Caroline
Woolard’s practice is one that is engaged with active social modeling, manifest
through shared information. The focus of this modeling is activated within
labor-based economies. For example, her sculpture “Barricade into Bed” is a
sculpture, which she made herself, but is also activated through the open
sourcing of her sculpture’s plans. Anyone is offered the opportunity to
collaborate with her by altering her plans and sharing those through an open
source. In her talk, she emphasizes that her work seeks to avoid discrete
objects. “Barricade to Bed” embodies this principle in its open sourcing. Open
sourcing can be considered part of the work’s material, one that is time based,
ongoing and unpredictable. Through open sourcing all alterations of this
sculpture exist as shared information, generating an alternative material and
social archive. Her work is not activated through the object itself, but
through its connection to other people. Woolard does not assume the role of
final authority on her work. She assumes her sculpture as a proposal rather
than an end in itself, a means for conversation, experience and shared labor. As
a model, this work offers the possibility of a kind of micro economy that
revolves around a product, and includes the product’s users as contributors,
equal and empowered authorities.
Visualization
of social relationships plays a crucial role in her economic models. In
“Barricade to Bed” this visualization occurs though her plans, connections are
made and seen through visiting and revisiting her sculpture, its subsequent
alterations, and alterations of those alterations. However, other models she
proposes and enacts are visualized with the info graphic. In her work with
Feral labor, an artist who refuses to travel, instead opting to be paid with a
travel-fee equivalent and sending her work through artists whose itineraries
intersect with its final destination. The path of travel, in her talk, is
visualized through an info graphic, showing an erratic, indirect travel route.
“Seeing” plays a role in her work with “Milk not Jails” as well. She does not,
in this case, provide a graphic visualization. Her involvement with this
organization is rooted in a desire to “see” or acknowledge subtle economic
relationships (that between the prison system and dairy farms).

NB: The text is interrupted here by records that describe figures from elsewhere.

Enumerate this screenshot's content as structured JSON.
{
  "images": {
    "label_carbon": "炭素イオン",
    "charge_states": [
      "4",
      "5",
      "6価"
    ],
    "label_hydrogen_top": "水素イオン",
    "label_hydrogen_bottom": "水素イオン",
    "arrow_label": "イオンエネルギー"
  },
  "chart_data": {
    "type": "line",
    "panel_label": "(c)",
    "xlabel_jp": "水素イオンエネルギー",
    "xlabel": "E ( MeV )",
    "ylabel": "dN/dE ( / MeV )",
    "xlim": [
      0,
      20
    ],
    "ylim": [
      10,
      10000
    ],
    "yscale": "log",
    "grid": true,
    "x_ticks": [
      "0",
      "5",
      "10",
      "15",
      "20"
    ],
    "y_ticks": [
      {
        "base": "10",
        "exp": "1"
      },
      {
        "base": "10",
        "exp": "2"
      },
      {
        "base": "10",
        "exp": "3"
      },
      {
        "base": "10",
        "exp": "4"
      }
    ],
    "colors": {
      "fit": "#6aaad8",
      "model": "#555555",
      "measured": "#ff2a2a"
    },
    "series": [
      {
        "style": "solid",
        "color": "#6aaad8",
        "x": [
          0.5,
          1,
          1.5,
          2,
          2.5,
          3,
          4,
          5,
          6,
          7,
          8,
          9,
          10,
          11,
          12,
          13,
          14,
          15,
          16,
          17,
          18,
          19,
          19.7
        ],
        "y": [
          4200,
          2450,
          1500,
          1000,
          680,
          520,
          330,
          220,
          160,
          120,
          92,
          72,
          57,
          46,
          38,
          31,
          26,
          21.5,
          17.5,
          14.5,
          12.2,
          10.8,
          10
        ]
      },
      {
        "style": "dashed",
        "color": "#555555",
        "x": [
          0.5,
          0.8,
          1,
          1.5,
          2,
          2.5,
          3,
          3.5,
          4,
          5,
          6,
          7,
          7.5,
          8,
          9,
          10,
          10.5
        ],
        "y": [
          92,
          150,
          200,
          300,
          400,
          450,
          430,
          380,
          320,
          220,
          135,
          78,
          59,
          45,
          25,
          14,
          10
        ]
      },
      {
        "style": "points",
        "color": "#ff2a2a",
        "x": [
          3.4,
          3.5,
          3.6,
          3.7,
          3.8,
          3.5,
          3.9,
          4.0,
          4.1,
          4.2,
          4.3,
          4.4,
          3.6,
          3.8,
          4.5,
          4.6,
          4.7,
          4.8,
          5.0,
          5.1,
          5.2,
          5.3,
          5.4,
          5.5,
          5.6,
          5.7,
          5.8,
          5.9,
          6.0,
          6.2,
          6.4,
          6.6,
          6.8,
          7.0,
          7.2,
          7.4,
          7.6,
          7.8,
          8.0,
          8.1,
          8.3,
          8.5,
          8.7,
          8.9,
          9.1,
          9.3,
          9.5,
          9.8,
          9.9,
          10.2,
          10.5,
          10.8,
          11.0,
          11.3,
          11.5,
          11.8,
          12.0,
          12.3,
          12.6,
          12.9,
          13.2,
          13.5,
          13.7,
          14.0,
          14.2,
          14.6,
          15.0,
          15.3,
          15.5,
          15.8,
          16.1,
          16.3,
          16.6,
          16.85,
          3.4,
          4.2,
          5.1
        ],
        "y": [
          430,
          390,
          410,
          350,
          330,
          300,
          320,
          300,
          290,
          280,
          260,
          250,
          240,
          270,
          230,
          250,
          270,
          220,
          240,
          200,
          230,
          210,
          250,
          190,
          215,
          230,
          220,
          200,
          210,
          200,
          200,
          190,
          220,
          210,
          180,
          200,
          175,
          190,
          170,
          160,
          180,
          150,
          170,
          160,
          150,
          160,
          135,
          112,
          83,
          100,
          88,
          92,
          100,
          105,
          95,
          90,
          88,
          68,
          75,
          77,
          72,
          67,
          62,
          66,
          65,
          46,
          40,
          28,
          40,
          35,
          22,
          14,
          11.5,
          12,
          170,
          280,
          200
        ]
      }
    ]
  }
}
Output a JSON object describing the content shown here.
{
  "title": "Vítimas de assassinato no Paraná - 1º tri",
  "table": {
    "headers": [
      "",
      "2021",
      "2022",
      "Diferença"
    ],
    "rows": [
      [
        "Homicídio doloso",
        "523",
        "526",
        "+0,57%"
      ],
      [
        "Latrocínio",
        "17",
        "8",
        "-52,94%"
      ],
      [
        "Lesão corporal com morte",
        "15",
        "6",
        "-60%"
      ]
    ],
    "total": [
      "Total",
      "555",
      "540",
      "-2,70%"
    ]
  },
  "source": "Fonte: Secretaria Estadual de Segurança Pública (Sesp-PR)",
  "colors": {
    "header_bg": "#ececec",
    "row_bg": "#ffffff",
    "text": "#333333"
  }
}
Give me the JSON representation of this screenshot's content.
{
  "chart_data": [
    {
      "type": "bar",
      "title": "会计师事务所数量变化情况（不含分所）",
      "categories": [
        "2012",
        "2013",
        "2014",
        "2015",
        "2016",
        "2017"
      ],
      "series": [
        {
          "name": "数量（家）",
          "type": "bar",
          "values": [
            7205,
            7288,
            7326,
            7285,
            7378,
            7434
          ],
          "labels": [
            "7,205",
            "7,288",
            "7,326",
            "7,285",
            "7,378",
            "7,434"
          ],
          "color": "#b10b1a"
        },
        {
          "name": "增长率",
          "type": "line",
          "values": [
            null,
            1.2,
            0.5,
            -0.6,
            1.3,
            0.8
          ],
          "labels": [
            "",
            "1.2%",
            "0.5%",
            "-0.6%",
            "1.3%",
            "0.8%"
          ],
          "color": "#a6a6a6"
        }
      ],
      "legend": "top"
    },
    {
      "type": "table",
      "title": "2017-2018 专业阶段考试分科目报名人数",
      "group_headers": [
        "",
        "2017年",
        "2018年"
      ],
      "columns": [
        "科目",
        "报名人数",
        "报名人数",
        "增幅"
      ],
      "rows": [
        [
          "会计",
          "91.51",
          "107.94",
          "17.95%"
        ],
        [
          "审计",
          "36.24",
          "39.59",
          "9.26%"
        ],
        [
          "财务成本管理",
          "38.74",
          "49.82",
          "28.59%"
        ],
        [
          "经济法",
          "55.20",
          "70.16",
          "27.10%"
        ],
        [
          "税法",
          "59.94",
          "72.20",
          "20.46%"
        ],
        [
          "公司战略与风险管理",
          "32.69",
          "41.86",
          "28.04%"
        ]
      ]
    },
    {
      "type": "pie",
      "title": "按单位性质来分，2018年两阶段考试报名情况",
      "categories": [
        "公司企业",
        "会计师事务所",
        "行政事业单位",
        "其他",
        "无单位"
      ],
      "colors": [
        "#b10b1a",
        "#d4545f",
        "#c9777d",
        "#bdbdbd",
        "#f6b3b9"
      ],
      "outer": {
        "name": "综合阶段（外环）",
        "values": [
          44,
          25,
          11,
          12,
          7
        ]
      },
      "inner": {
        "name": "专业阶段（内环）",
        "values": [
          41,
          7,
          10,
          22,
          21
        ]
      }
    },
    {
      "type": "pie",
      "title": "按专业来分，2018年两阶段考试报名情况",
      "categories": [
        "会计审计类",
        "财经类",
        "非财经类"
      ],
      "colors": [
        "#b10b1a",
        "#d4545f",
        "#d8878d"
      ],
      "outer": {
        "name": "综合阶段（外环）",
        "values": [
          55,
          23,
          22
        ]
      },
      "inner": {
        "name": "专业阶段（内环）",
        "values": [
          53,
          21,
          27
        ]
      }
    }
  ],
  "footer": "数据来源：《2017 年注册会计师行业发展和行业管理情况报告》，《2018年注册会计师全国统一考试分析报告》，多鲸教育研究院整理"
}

Woolard's work is manifest as alternative propositions to established economies. Her interest is in what she calls “solidarity economies”. The processes and forms of these economies, which potentially include all participants, seek to empower and engage, rather than separate and obscure. In choosing “Milk not Jails” as a contributor, she consciously chose a group of people who are enacting an alternative to an established, visible economic relationship; empowering farmers and the formerly incarcerated. Feral labor operates outside of an established economic model as well, giving the artist and her contacts active decision-making power and capital through alternative process. “Bed and Barricade” operates in opposition to the passive experience of purchasing a product that someone else has made and has final authority over. It does this through the sharing of information and works to activate her question, “If experience is a criterion of knowledge, then who will I become while making art and learning about labor?”